We came across this issue, so I have some sympathy with the direction of travel of this amendment. In simple terms, while our committee was sitting the fees for naturalisation were raised to £1202, with an extra £80 if you wanted to have a citizenship ceremony. We were told that the cost of administering was roughly half that, so there was an override of about £600.

To be honest, to forgo the citizenship ceremony, which we were able to attend, would be to miss something. It was an extraordinarily moving experience to watch the people enter enthusiastically into their new life. In the margin of the meeting, they did, of course, tell us about the costs that they had to incur along the way. My major reason for supporting the direction of travel, though, is the point made by the noble Lord, Lord Alton. We are trying to promote people to come forward and anything that dissuades them is a mistake. I am not sure that we must have regard to what other countries are charging.

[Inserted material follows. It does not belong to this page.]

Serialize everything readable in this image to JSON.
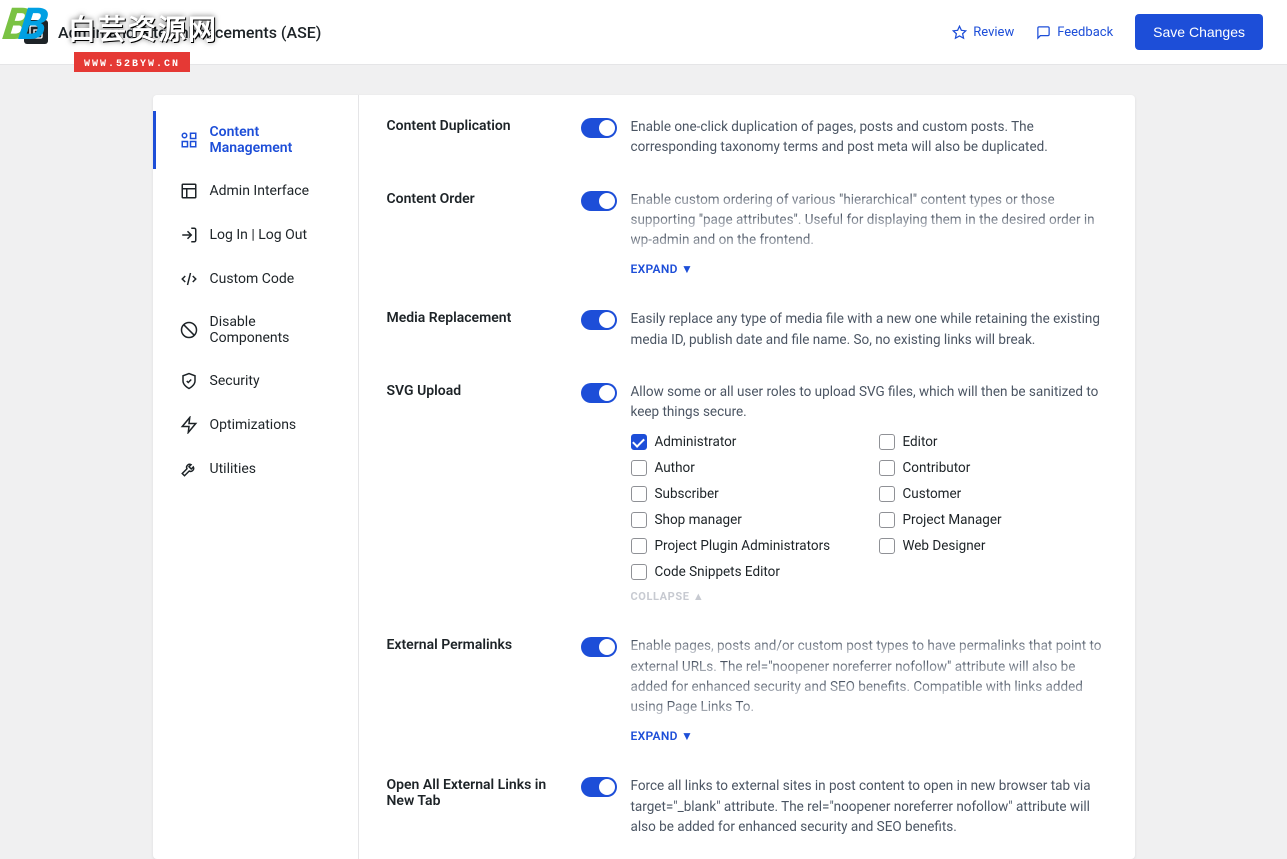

That seems to me not necessarily something that will add to the sum of human knowledge; nor do I think there is necessarily not some room for a bit of a surcharge for the overall administration. But the underlying point is that the margin between the cost of providing the service and the cost being charged is too great.

In my view, this amendment—not in this form, but something like it—would impose some financial discipline at a lower operational level because it would impose some direct responsibility. Once it becomes a sort of global figure, nobody cares about it, is responsible for it or does anything to improve the service it is providing. That is why I think this is going in the right direction, even though I do not agree with all the detail.